製本の雰囲気や翻訳方針など全体的に旧英語版に似ている。
1巻の終盤のシーンで、よつばが「翻訳家とこんにゃくやを間違える」というものがある。これは日本語特有のシャレであるため、言語ごとに違いが出やすく面白い。
まずは日本語におけるやりとりから。
とーちゃん「んー?」「しごとー?」「翻訳家だよー」
よつば「こんにゃくや」
風香「へ?こんにゃく屋?」 出典:日本語版第1巻7話
続いてドイツ語におけるやりとり。
とーちゃん「Hm?」「Meine Arbeit?(しごと?)」「Ich bin Über-setzer.(翻訳家だよ)」
出典:ドイツ語版第1巻7話
よつば「Über-schwätzer!(おしゃべりや!)」
風香「Über-schwätzer?(おしゃべりや?)」
英語版などと同じく、こんにゃくをキープするのは諦めて「Über-setzer(翻訳家)」→「Über-schwätzer(おしゃべりや)」というドイツ語由来の言葉遊びになっている。
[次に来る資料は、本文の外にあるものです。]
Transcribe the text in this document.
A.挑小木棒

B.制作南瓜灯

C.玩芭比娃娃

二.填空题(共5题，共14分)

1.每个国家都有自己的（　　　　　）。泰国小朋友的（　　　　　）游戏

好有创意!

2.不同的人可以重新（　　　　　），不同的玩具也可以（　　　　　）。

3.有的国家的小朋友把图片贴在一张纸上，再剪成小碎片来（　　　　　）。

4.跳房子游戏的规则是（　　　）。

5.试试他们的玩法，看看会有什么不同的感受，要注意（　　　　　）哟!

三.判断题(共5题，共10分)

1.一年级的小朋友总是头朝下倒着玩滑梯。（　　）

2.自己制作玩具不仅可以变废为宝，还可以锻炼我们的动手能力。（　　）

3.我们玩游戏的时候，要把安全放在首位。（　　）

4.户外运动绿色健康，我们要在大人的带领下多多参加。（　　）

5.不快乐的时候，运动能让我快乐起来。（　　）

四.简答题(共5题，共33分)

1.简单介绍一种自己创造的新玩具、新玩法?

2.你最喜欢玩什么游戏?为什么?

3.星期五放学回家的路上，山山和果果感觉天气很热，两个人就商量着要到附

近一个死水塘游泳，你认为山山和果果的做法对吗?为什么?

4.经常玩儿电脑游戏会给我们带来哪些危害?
まず、「Über」は「何かを超える、移す」、「setzen」は「あてがう」といった意味があり、「Übersetzer」で翻訳家という意味になる。
「schwätzer」は「おしゃべり」を指し、「Über」を「度を超える」というニュアンスで捉えると「おしゃべり野郎」といった感じの意味になる。
おしゃべりさんははたして職業なのだろうか。
このこんにゃく屋ネタは4巻にも登場するのだが、そちらではどう訳されているかというと、
風香「よつばちゃんのお父さんこんにゃく屋さんだったよね?」
出典:日本語版第4巻24話
続いてドイツ語におけるやりとり。
風香「Meintest du nicht mal, dein Vater würde sich mit Konnyaku* auskennen?(お父さん、こんにゃくに詳しいって言ってなかったっけ?)」
出典:ドイツ語(新)版第4巻24話
*geleeartige Masse aus der Konjak-Wurzel. Hat kaum Eigengeschmack und wird als Zu-tat für Suppen und Eintopf verwendet.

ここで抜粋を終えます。